И подхватив тяжёлую ветку, я двинулась вперёд.
А он схватил меня за локоть.
— Гера, погодите.
— Уйди Иуда! Отпусти меня!
— Гера, послушай, что я предлагаю… У меня есть надёжные друзья, они сделают любые документы. Максим уедет далеко, я обеспечу его будущее. А вас я смогу спрятать в одном из южных городов. У меня есть там родственники. Никто не догадается кто вы… Таким образом, мы всё исправим!
Но я, одним движением сбросив его руку, продолжала упрямо идти вперёд.
Он что-то говорил ещё, запальчиво и горячо, но я не слушала его.
Далее был страшный момент, до сих пор видимый в моих снах!
Мы выходим из леса на поляну.
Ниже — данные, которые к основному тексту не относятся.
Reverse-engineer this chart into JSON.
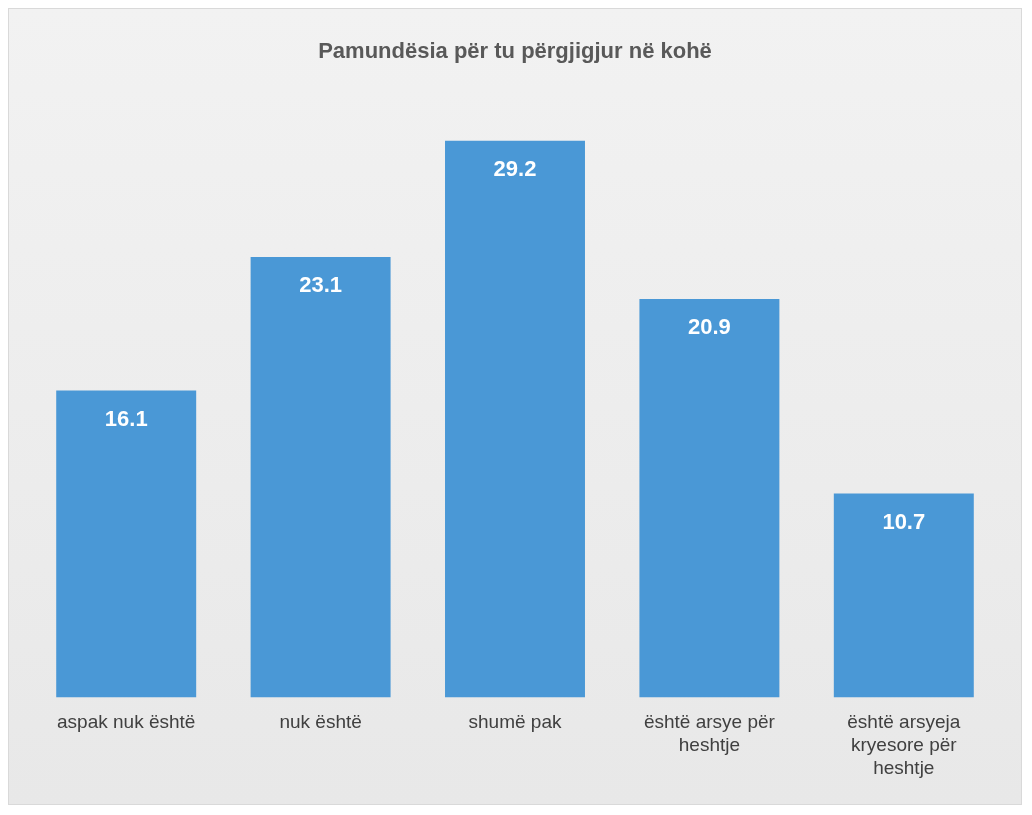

На пороге дома сидит Максим. Он поворачивает голову и медленно поднимается. Я бросаю у порога ветку, мы подходим ближе, но я замечаю, что изумлённые глаза Максима смотрят поверх наших со Степаном голов!
Оборачиваюсь и вижу цепочку вооружённых людей, идущих из чащи к дому.
— Максим беги! — моя глотка исторгает вопль.
— Кто это? — кричит изумлённый Верлада, оглядываясь. А потом смотрит мне в глаза: — Это не я, Гера! Я не виноват! Я не предатель!
В то же мгновение раздались выстрелы, и тело Степана закрывает собою Максима. На спине Верлады появляются тёмные точки, по куртке струится тёмная кровь.
Я кричу что есть мочи. И в этот момент Максим, оттолкнув от себя Степана, возносится в синий воздух.
Сначала тяжело, неуклюже, а затем всё увереннее он улетает к лазурным облакам.
Вслед ему хлопают беспорядочные выстрелы. Дальнейшее я не помню — на меня навалилась чёрная и липкая темнота.